No entanto, segundo o Dr. Matheus Trilico, neurologista e referência no tratamento de adultos com Transtorno do Espectro Autista (TEA) e Transtorno de Déficit de Atenção e Hiperatividade (TDAH), é preciso cautela ao se afirmar, apenas com base nas imagens disponibilizadas, que se tratou de uma convulsão.

“Convulsões são diagnósticos clínicos. Elas exigem avaliação médica, análise do contexto, histórico do paciente e, muitas vezes, exames complementares. Existem diversos quadros que podem simular uma crise convulsiva, como síncope, hipoglicemia, queda de pressão ou exaustão extrema”, explica ele.

De acordo com o Dr. Trilico, uma convulsão ocorre quando há uma descarga elétrica excessiva e desorganizada no cérebro. As causas são variadas e incluem epilepsia, alterações metabólicas, privação de sono, infecções, traumas cranianos, uso ou suspensão abrupta de medicamentos, além do consumo de álcool ou drogas.

Um ponto pouco conhecido pela população é que crises convulsivas podem acontecer mesmo em pessoas sem diagnóstico prévio de doença neurológica.

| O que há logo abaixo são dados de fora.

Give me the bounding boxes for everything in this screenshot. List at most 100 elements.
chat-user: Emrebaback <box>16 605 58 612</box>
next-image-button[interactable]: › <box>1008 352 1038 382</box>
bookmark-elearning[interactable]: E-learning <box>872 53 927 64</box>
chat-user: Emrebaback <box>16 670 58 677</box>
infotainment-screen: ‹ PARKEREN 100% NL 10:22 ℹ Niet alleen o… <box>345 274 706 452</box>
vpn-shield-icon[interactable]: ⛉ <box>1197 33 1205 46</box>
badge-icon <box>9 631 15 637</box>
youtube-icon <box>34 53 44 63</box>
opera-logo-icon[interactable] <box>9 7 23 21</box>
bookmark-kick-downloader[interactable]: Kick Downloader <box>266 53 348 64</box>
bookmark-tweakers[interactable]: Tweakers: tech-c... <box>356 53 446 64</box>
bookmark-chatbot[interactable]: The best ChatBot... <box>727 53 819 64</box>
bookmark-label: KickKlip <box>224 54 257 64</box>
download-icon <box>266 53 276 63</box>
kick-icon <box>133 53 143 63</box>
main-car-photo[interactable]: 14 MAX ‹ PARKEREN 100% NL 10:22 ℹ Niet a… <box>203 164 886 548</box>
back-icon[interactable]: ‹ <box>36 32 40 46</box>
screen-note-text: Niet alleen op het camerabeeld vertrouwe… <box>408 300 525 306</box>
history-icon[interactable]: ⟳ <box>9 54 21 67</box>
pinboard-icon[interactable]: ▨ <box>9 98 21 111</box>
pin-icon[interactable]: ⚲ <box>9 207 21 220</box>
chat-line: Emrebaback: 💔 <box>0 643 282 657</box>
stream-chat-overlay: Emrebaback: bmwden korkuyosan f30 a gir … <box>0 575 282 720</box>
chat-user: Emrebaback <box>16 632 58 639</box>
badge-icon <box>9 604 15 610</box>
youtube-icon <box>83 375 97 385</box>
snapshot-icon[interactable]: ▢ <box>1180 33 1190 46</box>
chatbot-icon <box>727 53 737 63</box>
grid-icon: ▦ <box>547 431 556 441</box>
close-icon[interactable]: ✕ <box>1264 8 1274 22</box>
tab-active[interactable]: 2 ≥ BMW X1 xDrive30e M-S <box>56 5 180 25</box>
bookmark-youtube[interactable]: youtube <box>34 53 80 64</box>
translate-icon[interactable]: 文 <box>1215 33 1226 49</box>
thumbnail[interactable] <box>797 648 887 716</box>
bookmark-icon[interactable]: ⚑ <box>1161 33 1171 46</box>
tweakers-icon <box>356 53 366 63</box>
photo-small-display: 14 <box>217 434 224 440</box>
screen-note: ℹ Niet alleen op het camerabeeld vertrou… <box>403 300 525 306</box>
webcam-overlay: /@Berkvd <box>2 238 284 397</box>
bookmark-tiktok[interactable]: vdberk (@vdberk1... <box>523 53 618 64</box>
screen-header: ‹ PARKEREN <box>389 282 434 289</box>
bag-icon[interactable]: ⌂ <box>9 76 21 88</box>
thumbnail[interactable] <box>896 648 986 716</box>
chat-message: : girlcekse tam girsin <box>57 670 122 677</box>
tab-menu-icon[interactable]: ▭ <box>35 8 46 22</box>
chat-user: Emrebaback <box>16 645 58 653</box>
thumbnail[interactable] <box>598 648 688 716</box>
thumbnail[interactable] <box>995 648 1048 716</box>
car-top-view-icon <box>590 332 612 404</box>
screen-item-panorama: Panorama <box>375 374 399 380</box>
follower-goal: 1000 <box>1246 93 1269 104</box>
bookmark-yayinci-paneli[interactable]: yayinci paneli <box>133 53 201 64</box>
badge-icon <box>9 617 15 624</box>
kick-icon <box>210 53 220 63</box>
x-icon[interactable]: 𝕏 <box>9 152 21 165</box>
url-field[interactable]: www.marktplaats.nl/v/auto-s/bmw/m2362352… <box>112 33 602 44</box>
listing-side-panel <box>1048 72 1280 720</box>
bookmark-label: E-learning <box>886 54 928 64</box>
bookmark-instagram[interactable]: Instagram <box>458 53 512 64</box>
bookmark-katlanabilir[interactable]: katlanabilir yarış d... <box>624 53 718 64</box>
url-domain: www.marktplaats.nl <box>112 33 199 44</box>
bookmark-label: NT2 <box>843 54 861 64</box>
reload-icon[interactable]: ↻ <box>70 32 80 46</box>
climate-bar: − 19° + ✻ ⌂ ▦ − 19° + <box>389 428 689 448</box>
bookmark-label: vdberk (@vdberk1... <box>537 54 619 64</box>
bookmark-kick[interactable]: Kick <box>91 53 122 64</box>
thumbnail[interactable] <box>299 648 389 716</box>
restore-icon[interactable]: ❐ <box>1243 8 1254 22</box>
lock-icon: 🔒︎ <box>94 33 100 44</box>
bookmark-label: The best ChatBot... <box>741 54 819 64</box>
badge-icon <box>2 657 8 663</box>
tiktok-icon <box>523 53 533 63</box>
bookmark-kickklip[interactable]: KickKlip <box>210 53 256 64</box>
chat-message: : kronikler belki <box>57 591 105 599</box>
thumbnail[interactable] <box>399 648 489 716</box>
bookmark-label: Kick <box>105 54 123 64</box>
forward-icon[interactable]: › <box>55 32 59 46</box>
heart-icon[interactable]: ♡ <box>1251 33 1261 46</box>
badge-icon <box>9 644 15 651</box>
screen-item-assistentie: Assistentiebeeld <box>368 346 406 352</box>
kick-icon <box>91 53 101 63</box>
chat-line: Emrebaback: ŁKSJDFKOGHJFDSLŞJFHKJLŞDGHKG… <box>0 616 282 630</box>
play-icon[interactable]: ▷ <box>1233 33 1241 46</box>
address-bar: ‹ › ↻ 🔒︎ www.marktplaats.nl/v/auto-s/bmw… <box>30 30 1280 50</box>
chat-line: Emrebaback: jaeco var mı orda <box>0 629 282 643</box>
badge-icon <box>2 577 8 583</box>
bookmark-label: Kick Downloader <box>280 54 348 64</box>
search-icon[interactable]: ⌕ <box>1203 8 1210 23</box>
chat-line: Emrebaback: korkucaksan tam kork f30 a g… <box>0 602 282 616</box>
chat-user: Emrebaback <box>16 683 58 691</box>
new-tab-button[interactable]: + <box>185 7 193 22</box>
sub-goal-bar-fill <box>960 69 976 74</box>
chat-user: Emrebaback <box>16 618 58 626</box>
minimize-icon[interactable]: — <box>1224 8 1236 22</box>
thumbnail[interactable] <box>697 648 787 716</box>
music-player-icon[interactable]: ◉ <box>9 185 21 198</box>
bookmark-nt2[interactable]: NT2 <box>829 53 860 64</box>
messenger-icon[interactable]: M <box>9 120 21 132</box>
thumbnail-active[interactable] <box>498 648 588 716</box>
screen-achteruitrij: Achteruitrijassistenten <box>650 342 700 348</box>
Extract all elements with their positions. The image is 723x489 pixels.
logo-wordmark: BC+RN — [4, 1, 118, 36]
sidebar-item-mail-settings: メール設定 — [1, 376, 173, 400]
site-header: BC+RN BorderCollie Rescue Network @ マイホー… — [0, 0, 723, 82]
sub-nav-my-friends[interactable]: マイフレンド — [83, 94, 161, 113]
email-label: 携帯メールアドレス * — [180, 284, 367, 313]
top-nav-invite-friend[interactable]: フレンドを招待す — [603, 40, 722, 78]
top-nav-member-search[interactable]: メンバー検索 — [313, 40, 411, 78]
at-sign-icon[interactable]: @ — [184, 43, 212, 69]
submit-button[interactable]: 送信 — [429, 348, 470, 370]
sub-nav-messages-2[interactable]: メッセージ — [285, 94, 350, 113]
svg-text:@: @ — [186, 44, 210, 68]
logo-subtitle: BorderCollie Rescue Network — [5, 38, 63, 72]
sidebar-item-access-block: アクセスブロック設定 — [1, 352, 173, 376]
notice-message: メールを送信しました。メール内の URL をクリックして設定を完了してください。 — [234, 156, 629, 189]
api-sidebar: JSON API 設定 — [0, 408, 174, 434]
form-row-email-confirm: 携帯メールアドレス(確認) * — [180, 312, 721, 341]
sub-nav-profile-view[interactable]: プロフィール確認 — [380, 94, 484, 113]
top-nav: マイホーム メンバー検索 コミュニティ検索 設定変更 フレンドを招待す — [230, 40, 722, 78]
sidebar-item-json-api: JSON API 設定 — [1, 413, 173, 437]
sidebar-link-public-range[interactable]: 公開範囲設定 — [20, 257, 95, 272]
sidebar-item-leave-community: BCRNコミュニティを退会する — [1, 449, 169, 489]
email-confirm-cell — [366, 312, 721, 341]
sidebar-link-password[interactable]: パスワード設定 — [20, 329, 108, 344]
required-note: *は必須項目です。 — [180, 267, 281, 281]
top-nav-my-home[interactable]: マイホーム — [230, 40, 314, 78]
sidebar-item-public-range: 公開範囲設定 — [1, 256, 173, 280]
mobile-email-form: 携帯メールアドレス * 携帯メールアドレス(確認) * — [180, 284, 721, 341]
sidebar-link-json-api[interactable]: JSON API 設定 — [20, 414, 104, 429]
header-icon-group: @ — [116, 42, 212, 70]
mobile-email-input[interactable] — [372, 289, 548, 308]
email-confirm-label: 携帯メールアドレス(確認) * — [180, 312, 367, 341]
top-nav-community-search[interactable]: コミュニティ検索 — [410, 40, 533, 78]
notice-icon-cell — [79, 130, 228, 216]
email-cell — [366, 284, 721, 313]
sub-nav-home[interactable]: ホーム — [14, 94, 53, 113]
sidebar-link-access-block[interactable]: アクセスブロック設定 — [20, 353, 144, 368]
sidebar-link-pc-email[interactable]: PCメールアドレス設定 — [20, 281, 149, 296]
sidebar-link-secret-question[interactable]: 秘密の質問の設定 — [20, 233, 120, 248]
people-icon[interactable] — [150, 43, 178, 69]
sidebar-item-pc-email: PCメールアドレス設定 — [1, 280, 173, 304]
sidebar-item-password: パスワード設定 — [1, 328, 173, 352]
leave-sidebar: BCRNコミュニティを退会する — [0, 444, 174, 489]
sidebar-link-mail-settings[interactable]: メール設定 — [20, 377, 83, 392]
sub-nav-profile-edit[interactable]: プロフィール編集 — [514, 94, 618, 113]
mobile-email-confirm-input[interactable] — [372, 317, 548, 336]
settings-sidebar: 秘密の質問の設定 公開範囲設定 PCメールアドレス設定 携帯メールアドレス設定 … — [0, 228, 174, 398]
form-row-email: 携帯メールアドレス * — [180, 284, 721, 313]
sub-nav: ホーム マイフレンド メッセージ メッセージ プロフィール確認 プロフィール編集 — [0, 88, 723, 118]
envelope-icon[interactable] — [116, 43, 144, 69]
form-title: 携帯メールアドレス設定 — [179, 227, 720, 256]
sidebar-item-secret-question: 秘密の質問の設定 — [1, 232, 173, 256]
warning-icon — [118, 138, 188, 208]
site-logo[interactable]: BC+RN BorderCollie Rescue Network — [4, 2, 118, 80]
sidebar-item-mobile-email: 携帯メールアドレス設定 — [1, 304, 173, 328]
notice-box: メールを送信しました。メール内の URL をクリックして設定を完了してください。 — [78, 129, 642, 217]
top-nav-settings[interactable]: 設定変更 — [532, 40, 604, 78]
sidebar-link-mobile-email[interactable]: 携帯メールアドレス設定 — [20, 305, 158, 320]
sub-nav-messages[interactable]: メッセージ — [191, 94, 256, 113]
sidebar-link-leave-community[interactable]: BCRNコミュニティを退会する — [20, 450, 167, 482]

“Estresse físico e emocional intenso, privação de sono, desidratação e esforço prolongado, especialmente quando combinados, podem funcionar como gatilhos. Isso não significa, necessariamente, epilepsia, mas indica que o cérebro entrou em estado de sobrecarga”, afirma.

Os sinais mais conhecidos de uma convulsão incluem movimentos involuntários, rigidez muscular, alteração ou perda de consciência, salivação excessiva e confusão mental após o episódio. No entanto, o médico ressalta que nem toda convulsão é intensa ou evidente, e algumas crises são sutis.

O neurologista alerta para práticas equivocadas ainda muito difundidas. “Puxar a língua é um mito perigoso e pode causar lesões graves”, destaca.

A conduta correta inclui proteger a pessoa contra quedas, afastar objetos ao redor, não conter os movimentos, colocá-la de lado, se possível, para facilitar a respiração, e acionar atendimento médico após o episódio.

Reality shows, segundo o Dr. Trilico, reúnem fatores de risco importantes para o sistema nervoso, como confinamento, privação de sono, pressão emocional constante e esforço físico. “Mesmo que um evento seja isolado, o acompanhamento médico é fundamental para descartar causas graves e prevenir novos episódios”, ressalta.

O neurologista também chama atenção para uma associação ainda pouco discutida: a relação entre epilepsia, TEA e TDAH na vida adulta. Pessoas com autismo apresentam risco aumentado de epilepsia, e a relação entre epilepsia e TDAH é considerada bidirecional.

“Essas condições compartilham mecanismos neurobiológicos e genéticos. Na prática clínica, isso impacta diretamente o diagnóstico, o tratamento e a qualidade de vida do paciente adulto. O manejo exige abordagem multidisciplinar e atenção especial à escolha de medicamentos, devido às possíveis interações entre anticonvulsivantes e fármacos usados no TDAH, alerta Dr Matheus.

Para o Dr. Matheus Trilico, episódios neurológicos não devem ser tratados como espetáculo. “É preciso responsabilidade. O cérebro é sensível ao ambiente, ao estresse e à privação. Informar com qualidade é uma forma de promover saúde e reduzir estigmas”, conclui.